Xbox's game preservation team is coming out of the shadows. Speaking at GDC 2026, Jason Ronald, vice president of the Next Generation of Xbox, announced the company will revive its backwards compatibility efforts as part of the console's 25th anniversary, promising to roll out "new ways to play some of the most iconic games from our past" before the year is out.
"The game preservation team has been working very hard in the background for a number of years," Ronald told developers at the conference. "As part of our 25th anniversary later this year, they will release some iconic games from the past that are now going to be able to be played in entirely new ways. This shows our commitment to game preservation and enabling these games to be played by the next generation of players in ways that are very familiar to them."

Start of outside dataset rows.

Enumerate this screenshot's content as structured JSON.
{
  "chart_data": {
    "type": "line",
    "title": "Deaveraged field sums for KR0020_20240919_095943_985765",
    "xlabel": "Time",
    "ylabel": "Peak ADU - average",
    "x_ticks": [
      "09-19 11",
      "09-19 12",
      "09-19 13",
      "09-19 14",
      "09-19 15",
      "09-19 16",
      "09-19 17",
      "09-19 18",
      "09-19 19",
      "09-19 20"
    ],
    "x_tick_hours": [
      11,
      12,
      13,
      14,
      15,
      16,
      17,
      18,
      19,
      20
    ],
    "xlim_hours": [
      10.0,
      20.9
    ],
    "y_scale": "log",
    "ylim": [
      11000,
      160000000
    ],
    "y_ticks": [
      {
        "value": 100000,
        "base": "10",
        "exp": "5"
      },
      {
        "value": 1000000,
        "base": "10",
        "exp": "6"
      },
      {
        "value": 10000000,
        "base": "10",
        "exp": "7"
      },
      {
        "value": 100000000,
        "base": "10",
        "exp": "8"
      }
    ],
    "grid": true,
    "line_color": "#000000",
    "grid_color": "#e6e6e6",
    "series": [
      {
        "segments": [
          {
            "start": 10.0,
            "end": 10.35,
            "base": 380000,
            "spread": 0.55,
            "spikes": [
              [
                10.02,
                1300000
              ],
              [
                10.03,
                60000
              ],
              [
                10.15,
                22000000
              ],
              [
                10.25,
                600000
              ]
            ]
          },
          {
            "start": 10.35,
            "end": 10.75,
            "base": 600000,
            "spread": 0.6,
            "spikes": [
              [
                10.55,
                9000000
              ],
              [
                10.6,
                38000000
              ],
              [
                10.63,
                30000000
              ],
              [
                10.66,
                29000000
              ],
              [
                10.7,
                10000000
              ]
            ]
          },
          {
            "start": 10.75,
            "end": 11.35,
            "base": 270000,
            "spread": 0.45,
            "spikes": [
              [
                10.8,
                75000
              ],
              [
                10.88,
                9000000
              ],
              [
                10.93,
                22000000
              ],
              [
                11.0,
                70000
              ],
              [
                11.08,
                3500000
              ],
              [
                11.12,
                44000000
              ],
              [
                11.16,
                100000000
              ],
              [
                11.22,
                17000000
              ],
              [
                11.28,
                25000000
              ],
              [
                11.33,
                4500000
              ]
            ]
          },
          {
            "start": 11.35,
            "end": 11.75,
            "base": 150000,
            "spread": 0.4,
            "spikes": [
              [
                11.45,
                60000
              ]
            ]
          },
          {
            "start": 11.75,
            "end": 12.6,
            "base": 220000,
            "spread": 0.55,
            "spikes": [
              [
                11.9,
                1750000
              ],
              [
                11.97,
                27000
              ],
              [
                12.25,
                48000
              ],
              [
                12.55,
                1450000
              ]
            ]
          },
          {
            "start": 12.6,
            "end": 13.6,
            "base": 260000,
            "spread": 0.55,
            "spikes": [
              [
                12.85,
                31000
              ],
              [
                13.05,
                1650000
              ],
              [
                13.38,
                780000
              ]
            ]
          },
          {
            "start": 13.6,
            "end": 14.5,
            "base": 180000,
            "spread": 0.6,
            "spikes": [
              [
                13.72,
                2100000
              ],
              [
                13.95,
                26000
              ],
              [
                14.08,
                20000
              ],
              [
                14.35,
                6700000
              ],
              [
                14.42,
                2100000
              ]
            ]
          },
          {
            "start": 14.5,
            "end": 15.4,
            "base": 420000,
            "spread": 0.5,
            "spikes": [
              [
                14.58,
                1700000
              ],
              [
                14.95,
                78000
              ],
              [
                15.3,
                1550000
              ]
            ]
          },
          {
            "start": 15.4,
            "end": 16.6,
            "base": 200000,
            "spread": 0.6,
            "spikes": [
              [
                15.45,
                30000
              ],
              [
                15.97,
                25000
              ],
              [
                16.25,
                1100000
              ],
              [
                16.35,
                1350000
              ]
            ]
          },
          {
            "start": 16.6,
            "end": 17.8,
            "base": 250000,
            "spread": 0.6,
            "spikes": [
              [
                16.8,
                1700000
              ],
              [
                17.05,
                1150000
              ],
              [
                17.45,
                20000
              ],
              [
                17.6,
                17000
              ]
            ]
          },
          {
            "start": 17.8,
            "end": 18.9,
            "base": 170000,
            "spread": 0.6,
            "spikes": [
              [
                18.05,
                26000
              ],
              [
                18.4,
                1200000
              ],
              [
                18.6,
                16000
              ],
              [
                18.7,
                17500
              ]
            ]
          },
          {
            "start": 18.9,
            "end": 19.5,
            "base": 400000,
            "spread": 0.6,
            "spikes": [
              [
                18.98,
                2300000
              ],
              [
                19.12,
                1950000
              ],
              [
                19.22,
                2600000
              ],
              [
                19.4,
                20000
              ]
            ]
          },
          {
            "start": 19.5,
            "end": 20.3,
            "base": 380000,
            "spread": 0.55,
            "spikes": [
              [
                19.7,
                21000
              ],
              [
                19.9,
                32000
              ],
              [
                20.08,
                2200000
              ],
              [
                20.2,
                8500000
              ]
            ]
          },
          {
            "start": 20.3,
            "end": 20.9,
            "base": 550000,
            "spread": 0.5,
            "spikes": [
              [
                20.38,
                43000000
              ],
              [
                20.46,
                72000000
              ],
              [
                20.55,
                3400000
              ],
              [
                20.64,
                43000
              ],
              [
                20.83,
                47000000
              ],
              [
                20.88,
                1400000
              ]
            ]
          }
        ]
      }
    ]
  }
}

Ronald did not name specific titles or spell out exactly what "entirely new ways" means in practice. He did, however, point to auto HDR and FPS Boost as examples of the philosophy behind the effort. "Being able to put HDR on top of a game that was created before HDR even existed, it feels entirely new. It feels very fresh," Ronald said. On FPS Boost, he added: "We take games that were originally designed to run at a certain frame rate, and now we're able to run it at a significantly higher frame rate. It almost feels like a remaster for a lot of players."
The announcement lands after a years-long dry spell for the Xbox Backwards Compatibility Program. Microsoft halted additions to the catalog in 2021, citing legal issues with licensing, despite having made every game it technically could backwards compatible up to that point. Whether those legal hurdles have been cleared is still an open question; as things stand, adding previously unsupported Xbox 360 and original Xbox titles would require solving both the technical and licensing problems that stopped new additions five years ago.
The technical path forward remains unconfirmed, though the signals point toward more advanced emulation. Job listings that surfaced last year sought engineers to help "enable system level emulation across the catalog of Xbox content" as part of an effort "to secure the future of Game Preservation." That language implies something considerably more ambitious than the existing emulation layer Microsoft already runs on Xbox One and Xbox Series X|S hardware. The concern circulating in parts of the community is that "new ways to play" could turn out to mean cloud streaming rather than local emulation or enhancements, which would be a much less appealing outcome for players who want their library on-device.
The announcement arrived alongside Xbox's broader GDC keynote, which also covered Project Helix and the upcoming Xbox Mode for Windows PCs. Ronald's written summary of the presentation committed to "keeping games from four generations of Xbox playable for years to come," framing the preservation push as a long-term platform goal rather than a one-off anniversary event. With a petition calling for the program's return currently surging, the pressure on Microsoft to deliver something substantive, and local, is real.